When I started in Medicine, there was a move afoot to change patients to clients. This fortunately never took root in the medical community although it did to an extent in the paramedical community. Client is an interesting word because while it implies a slightly more equal interraction than does patient, it still implies some degree of responsibility and professionalism by the provider.
Consequently what used to be called patients or clients are now referred to as customers or consumers. The semantics of this are clear. While as with patients and clients, a business relationship is established, customers lose most of the rights that patients or clients have. Sort of like the cable company example above. This is why the people involved in the planning and delivery of health care services increasingly talk about customers and consumers rather than patient or clients.
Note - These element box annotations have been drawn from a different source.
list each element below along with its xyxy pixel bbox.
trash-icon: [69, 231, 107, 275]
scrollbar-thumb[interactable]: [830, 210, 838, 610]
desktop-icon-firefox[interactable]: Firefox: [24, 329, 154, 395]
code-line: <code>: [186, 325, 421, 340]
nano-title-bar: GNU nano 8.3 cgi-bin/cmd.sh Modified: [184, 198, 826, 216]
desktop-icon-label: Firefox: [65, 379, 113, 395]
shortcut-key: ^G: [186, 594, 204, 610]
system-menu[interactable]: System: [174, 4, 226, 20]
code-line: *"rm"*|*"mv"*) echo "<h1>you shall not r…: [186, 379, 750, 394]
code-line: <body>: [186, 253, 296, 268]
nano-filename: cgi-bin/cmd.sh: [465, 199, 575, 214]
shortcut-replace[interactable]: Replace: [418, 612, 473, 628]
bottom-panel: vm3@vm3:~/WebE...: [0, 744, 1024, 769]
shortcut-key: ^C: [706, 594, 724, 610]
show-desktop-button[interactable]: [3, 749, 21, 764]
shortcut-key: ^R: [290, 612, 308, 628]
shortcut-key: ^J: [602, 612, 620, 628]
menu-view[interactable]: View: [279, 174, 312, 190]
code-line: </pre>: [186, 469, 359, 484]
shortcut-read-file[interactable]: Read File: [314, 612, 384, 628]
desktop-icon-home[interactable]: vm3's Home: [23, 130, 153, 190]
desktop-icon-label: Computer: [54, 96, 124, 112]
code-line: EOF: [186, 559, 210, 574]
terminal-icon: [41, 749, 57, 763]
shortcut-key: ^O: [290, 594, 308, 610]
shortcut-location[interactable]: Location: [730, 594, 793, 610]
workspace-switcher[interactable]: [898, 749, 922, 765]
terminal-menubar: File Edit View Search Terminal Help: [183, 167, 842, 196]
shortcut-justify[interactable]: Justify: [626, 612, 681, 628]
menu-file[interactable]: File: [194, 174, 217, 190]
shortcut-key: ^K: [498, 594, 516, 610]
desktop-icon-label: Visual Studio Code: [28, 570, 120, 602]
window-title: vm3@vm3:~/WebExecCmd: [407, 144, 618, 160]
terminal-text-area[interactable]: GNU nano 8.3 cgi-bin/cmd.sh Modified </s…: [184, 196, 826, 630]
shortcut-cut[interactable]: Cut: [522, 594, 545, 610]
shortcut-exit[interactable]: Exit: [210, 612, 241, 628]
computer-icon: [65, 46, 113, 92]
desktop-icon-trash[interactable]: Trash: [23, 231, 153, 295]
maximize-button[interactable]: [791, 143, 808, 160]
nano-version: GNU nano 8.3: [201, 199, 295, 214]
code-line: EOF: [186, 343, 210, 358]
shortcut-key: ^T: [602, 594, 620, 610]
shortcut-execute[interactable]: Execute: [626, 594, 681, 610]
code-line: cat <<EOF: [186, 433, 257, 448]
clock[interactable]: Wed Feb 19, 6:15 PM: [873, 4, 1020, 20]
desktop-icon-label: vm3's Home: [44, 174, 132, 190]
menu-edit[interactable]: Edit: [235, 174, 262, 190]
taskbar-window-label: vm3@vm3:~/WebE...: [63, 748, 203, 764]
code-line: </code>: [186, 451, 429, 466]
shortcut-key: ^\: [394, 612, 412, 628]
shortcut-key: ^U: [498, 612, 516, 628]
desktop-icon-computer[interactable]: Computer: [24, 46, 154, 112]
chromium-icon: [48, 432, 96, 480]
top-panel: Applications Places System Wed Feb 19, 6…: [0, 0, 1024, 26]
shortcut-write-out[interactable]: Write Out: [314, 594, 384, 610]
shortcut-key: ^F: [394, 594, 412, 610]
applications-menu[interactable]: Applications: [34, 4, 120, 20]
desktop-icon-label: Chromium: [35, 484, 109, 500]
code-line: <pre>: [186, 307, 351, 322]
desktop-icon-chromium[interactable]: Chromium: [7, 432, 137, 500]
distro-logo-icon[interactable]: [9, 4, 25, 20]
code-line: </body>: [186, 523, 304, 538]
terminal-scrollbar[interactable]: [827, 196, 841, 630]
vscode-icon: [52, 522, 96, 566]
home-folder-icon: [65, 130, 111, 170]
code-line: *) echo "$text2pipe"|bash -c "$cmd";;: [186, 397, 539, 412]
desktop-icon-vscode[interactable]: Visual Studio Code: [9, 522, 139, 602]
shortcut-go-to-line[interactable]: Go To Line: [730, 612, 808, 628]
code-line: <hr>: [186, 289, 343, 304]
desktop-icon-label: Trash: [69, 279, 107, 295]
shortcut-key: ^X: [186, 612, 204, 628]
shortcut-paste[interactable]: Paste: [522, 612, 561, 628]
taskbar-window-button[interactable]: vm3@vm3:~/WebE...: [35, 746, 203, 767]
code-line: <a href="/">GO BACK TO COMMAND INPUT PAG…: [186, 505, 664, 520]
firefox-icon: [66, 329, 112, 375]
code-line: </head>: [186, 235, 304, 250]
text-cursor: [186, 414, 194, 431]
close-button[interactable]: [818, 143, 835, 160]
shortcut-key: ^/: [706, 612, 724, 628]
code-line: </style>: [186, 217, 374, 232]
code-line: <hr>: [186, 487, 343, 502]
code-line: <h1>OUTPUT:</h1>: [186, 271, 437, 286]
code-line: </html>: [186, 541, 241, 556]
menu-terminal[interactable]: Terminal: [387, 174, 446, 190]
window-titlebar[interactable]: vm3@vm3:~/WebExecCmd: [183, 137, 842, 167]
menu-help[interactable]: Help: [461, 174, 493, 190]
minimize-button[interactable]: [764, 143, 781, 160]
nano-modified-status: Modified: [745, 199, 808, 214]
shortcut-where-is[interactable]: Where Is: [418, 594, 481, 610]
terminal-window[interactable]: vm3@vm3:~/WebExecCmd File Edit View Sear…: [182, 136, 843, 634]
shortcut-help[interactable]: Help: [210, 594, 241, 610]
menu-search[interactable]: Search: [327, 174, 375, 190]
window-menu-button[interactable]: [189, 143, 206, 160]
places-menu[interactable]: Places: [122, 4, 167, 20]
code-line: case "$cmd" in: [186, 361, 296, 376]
Now I know I am being naive and the ideal doctor patient relationship doesn't always happen in medicine, but it is still the ideal. We do these things partially out of a sense of ethics drummed into us by role models during our training but also due to outside pressures like licensing bodies, hospital QA committees and of course our friends the personal injury lawyers. This is opposed to the provider customer relationship which is reduced to a business transaction.
But you can see that when we go from receptionists dealing with patients to "Customer Service Reps" dealing with customers and you can see that it is inevitable that this old school physician is going to get a little pissed off.